Tendon Rupture

In the muscle-tendon unit, the area where the muscle joins the tendon is often the weakest link in the chain. Consequently, this is often the location where acute ruptures (or complete tearing) of the tendon occur. The tendon, however, can also completely tear away from its bony attachment. In sport, ruptures of the Achilles tendon and biceps tendon are the most common tendon ruptures. Tendon ruptures often occur when quick, explosive actions are involved or after prolonged tendinitis where there were micro tears of the tendon.

Signs and Symptoms

  • Loss of muscle function.
  • Localized pain.
  • Swelling may or may not be present.
  • Deformity such as an indentation may or may not be present. The affected muscle will be bunched up in a contracted state.
  • The athlete will usually report hearing a "snap" or "pop" sound at the time of injury. An athlete may complain that they were hit in the area.
  • Site specific tests can be completed to determine the severity of tear, such as the calf muscle squeeze (Thompson test) for Achilles tendon rupture.

On-Site Management

P.R.I.C.E. PROTECT the area from further injury (i.e. bracing). REST the area to promote healing. ICE the area to reduce inflammation. COMPRESSION is NOT recommended. ELEVATE the area to increase circulation towards the heart.

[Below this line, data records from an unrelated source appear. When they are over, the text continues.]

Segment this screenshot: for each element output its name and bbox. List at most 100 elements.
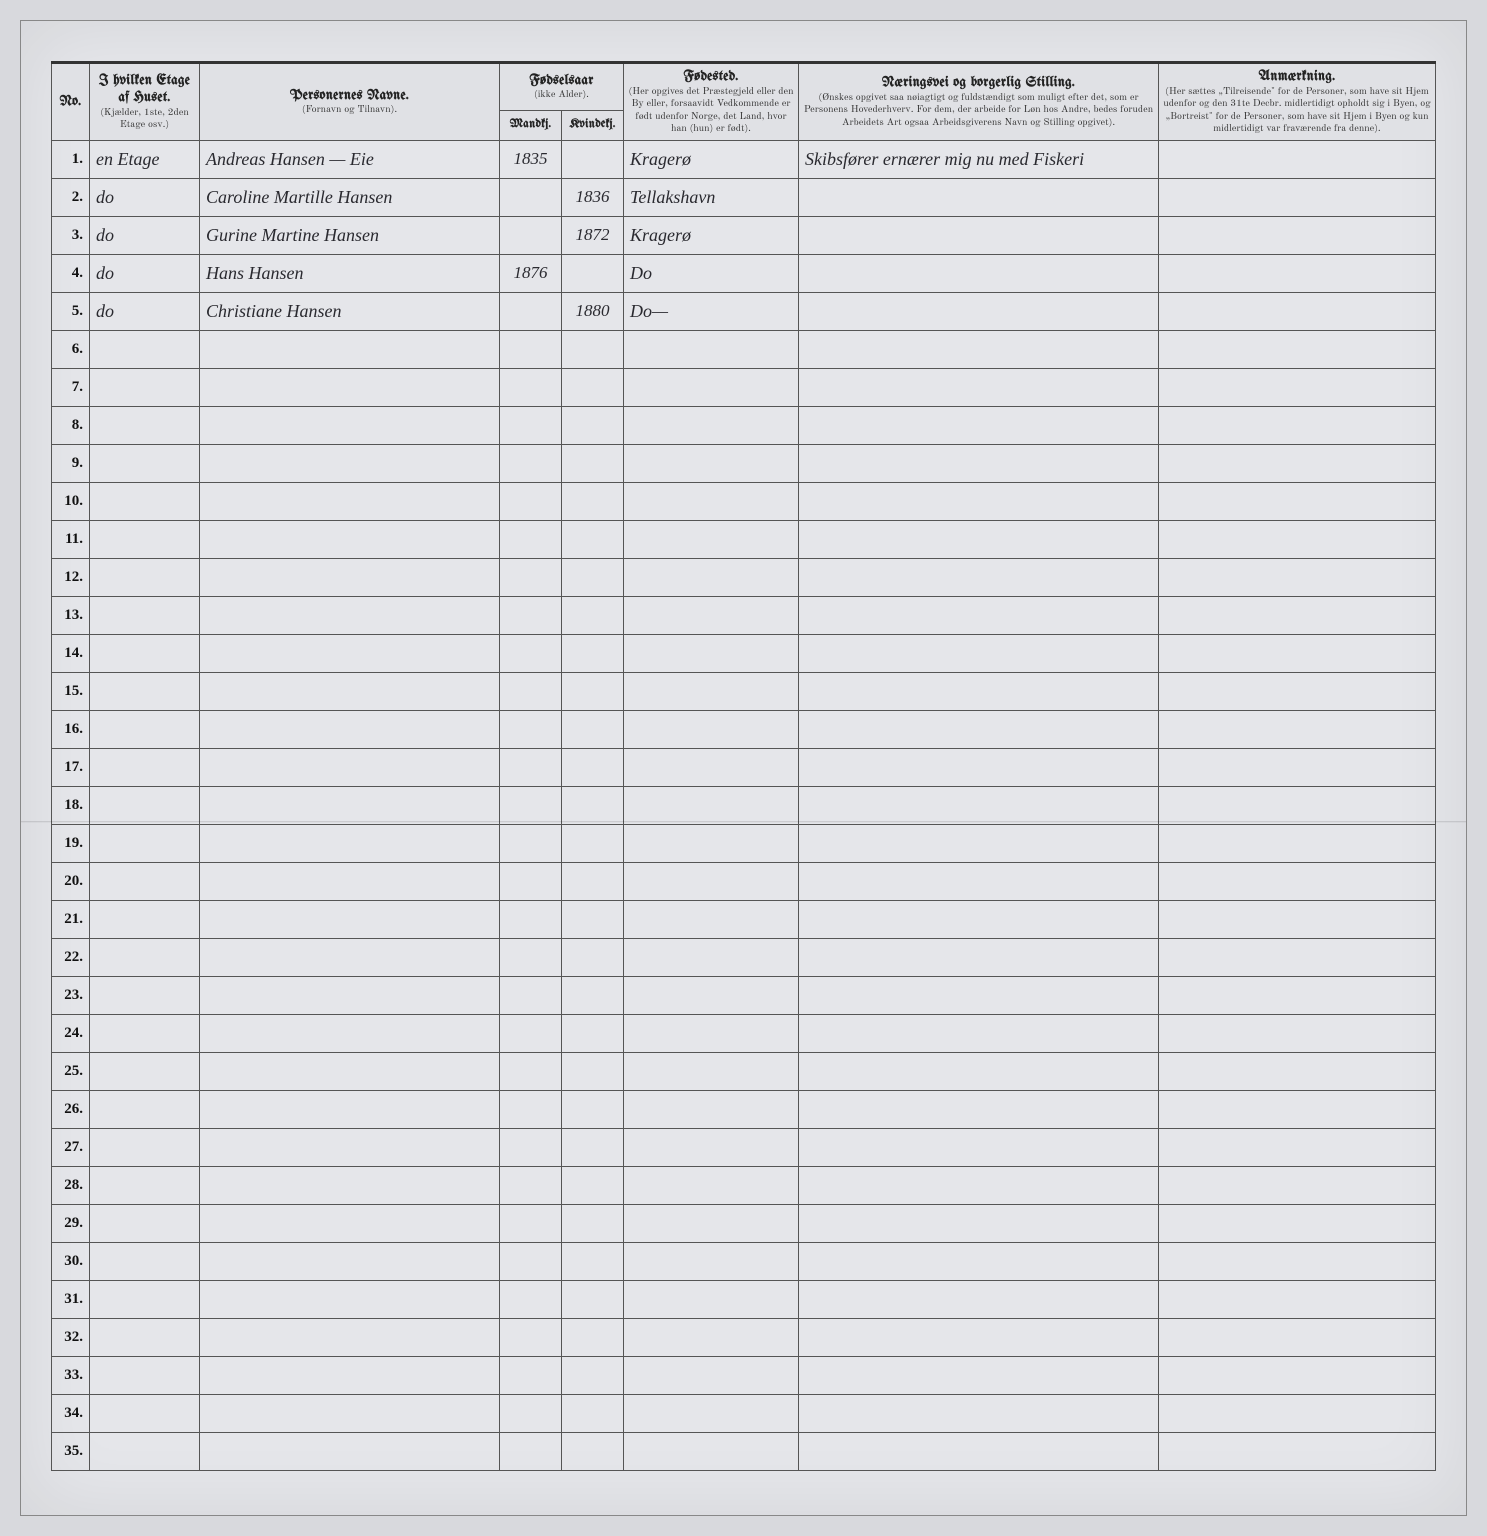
cell-year-female <box>562 1166 624 1204</box>
cell-etage: do <box>90 216 200 254</box>
cell-name <box>200 1356 500 1394</box>
cell-year-female <box>562 1394 624 1432</box>
cell-year-male <box>500 1356 562 1394</box>
cell-remarks <box>1159 178 1436 216</box>
cell-occupation <box>799 1432 1159 1470</box>
cell-no: 12. <box>52 558 90 596</box>
cell-year-female <box>562 672 624 710</box>
cell-no: 7. <box>52 368 90 406</box>
cell-birthplace: Kragerø <box>624 216 799 254</box>
cell-remarks <box>1159 482 1436 520</box>
cell-birthplace <box>624 824 799 862</box>
cell-year-male <box>500 330 562 368</box>
table-row: 14. <box>52 634 1436 672</box>
cell-etage <box>90 1052 200 1090</box>
cell-birthplace <box>624 368 799 406</box>
cell-year-female <box>562 520 624 558</box>
cell-year-female <box>562 330 624 368</box>
table-row: 12. <box>52 558 1436 596</box>
col-header-name: Personernes Navne. (Fornavn og Tilnavn). <box>200 63 500 141</box>
cell-etage <box>90 938 200 976</box>
cell-no: 30. <box>52 1242 90 1280</box>
table-row: 18. <box>52 786 1436 824</box>
cell-year-female <box>562 444 624 482</box>
table-row: 16. <box>52 710 1436 748</box>
cell-year-male <box>500 1204 562 1242</box>
cell-year-male <box>500 634 562 672</box>
cell-year-male: 1835 <box>500 140 562 178</box>
cell-remarks <box>1159 786 1436 824</box>
cell-no: 11. <box>52 520 90 558</box>
cell-name <box>200 710 500 748</box>
table-row: 31. <box>52 1280 1436 1318</box>
cell-year-female <box>562 1014 624 1052</box>
cell-name <box>200 330 500 368</box>
cell-no: 27. <box>52 1128 90 1166</box>
document-page: No. I hvilken Etage af Huset. (Kjælder, … <box>20 20 1467 1516</box>
cell-remarks <box>1159 1014 1436 1052</box>
cell-no: 17. <box>52 748 90 786</box>
cell-name <box>200 1204 500 1242</box>
cell-name: Gurine Martine Hansen <box>200 216 500 254</box>
table-row: 6. <box>52 330 1436 368</box>
cell-birthplace <box>624 1432 799 1470</box>
cell-etage <box>90 1166 200 1204</box>
cell-occupation <box>799 1242 1159 1280</box>
table-header: No. I hvilken Etage af Huset. (Kjælder, … <box>52 63 1436 141</box>
cell-no: 23. <box>52 976 90 1014</box>
cell-remarks <box>1159 1166 1436 1204</box>
cell-occupation <box>799 1014 1159 1052</box>
cell-birthplace <box>624 596 799 634</box>
col-header-remarks: Anmærkning. (Her sættes „Tilreisende" fo… <box>1159 63 1436 141</box>
cell-occupation <box>799 1318 1159 1356</box>
table-row: 11. <box>52 520 1436 558</box>
cell-year-female: 1880 <box>562 292 624 330</box>
table-row: 19. <box>52 824 1436 862</box>
cell-etage: do <box>90 178 200 216</box>
cell-no: 3. <box>52 216 90 254</box>
cell-remarks <box>1159 634 1436 672</box>
cell-year-female <box>562 1128 624 1166</box>
cell-year-female <box>562 938 624 976</box>
cell-birthplace <box>624 444 799 482</box>
table-row: 15. <box>52 672 1436 710</box>
cell-no: 13. <box>52 596 90 634</box>
cell-remarks <box>1159 1394 1436 1432</box>
table-row: 5.doChristiane Hansen1880Do— <box>52 292 1436 330</box>
cell-etage <box>90 368 200 406</box>
cell-year-female <box>562 1432 624 1470</box>
cell-name <box>200 786 500 824</box>
cell-birthplace <box>624 672 799 710</box>
cell-year-male <box>500 1052 562 1090</box>
cell-etage: en Etage <box>90 140 200 178</box>
cell-year-male <box>500 216 562 254</box>
cell-etage <box>90 1204 200 1242</box>
cell-name <box>200 1090 500 1128</box>
table-row: 22. <box>52 938 1436 976</box>
cell-year-male <box>500 938 562 976</box>
cell-etage <box>90 1356 200 1394</box>
cell-etage: do <box>90 254 200 292</box>
cell-no: 35. <box>52 1432 90 1470</box>
cell-year-female <box>562 1204 624 1242</box>
cell-year-female <box>562 1052 624 1090</box>
table-row: 32. <box>52 1318 1436 1356</box>
cell-year-female <box>562 748 624 786</box>
cell-name: Hans Hansen <box>200 254 500 292</box>
table-row: 9. <box>52 444 1436 482</box>
cell-name <box>200 596 500 634</box>
cell-occupation <box>799 748 1159 786</box>
cell-no: 26. <box>52 1090 90 1128</box>
cell-birthplace <box>624 1280 799 1318</box>
cell-year-male <box>500 482 562 520</box>
cell-no: 20. <box>52 862 90 900</box>
cell-year-female <box>562 1356 624 1394</box>
cell-occupation <box>799 292 1159 330</box>
cell-year-male <box>500 444 562 482</box>
cell-year-male <box>500 178 562 216</box>
census-ledger: No. I hvilken Etage af Huset. (Kjælder, … <box>51 61 1436 1495</box>
cell-year-male <box>500 1166 562 1204</box>
cell-name <box>200 862 500 900</box>
cell-name <box>200 938 500 976</box>
cell-occupation <box>799 482 1159 520</box>
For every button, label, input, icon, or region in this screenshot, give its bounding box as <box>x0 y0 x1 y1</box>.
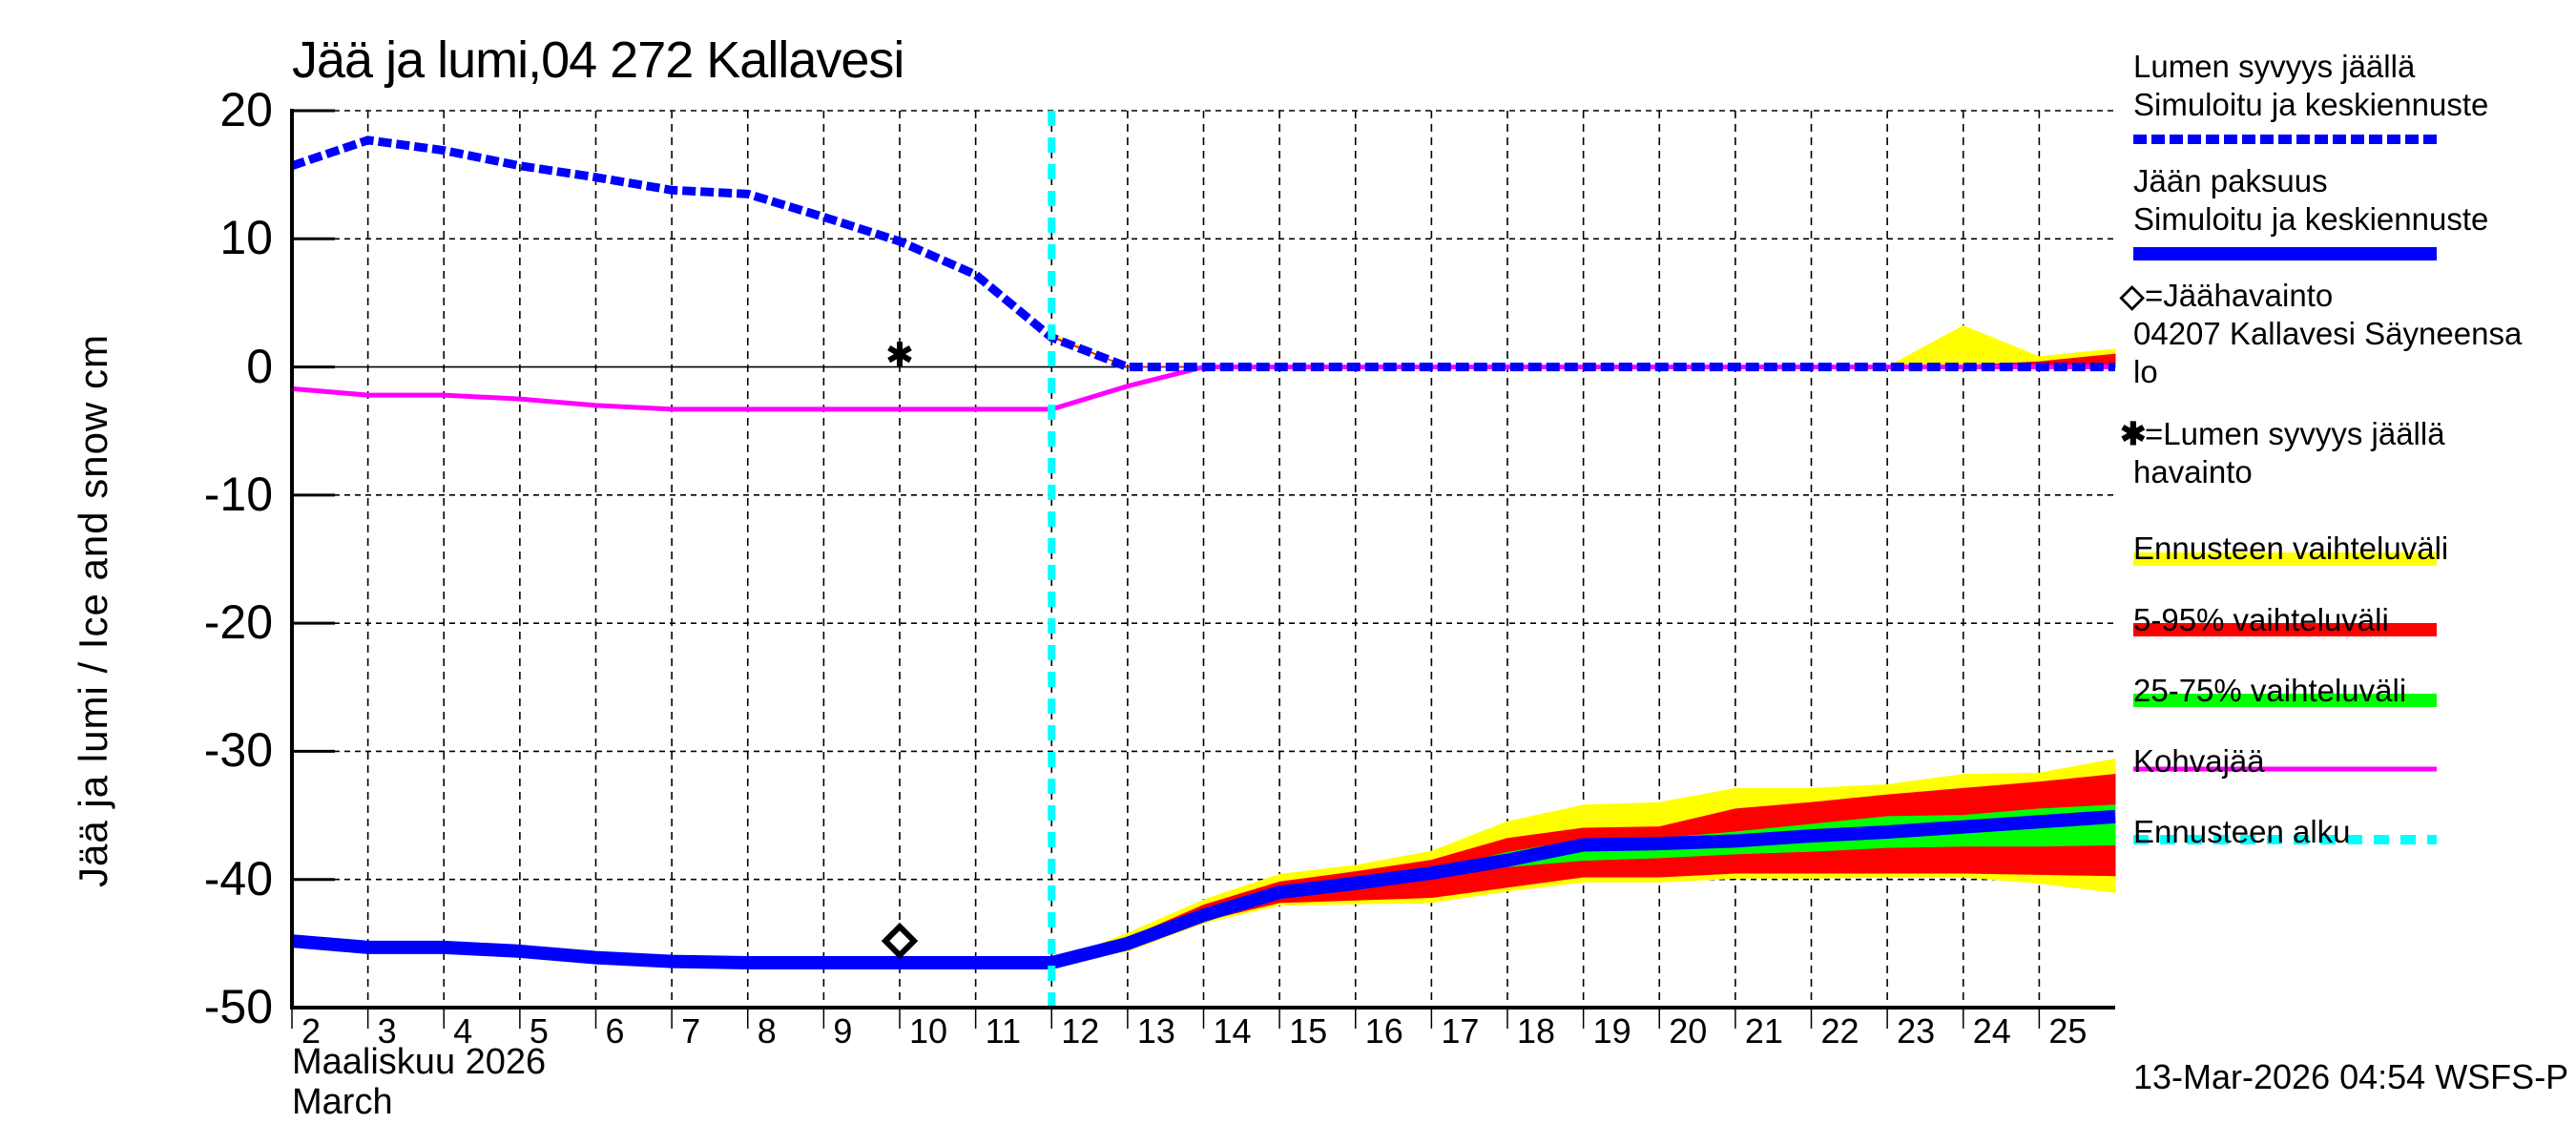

Medical Referral. In most cases surgical reattachment of the muscle is necessary.

Rehabilitation. After physician approval, see a physiotherapist for modalities, range of motion, and strengthening exercises.

Return to Activity. Only after complete healing with a physician's OK. If surgery is required, an exercise rehabilitation program can return the athlete to play only after a minimum of four months.


  • Adequate warm-up, ongoing strength and conditioning.
  • Proper management of tendinitis can reduce the risk of complete tendon rupture.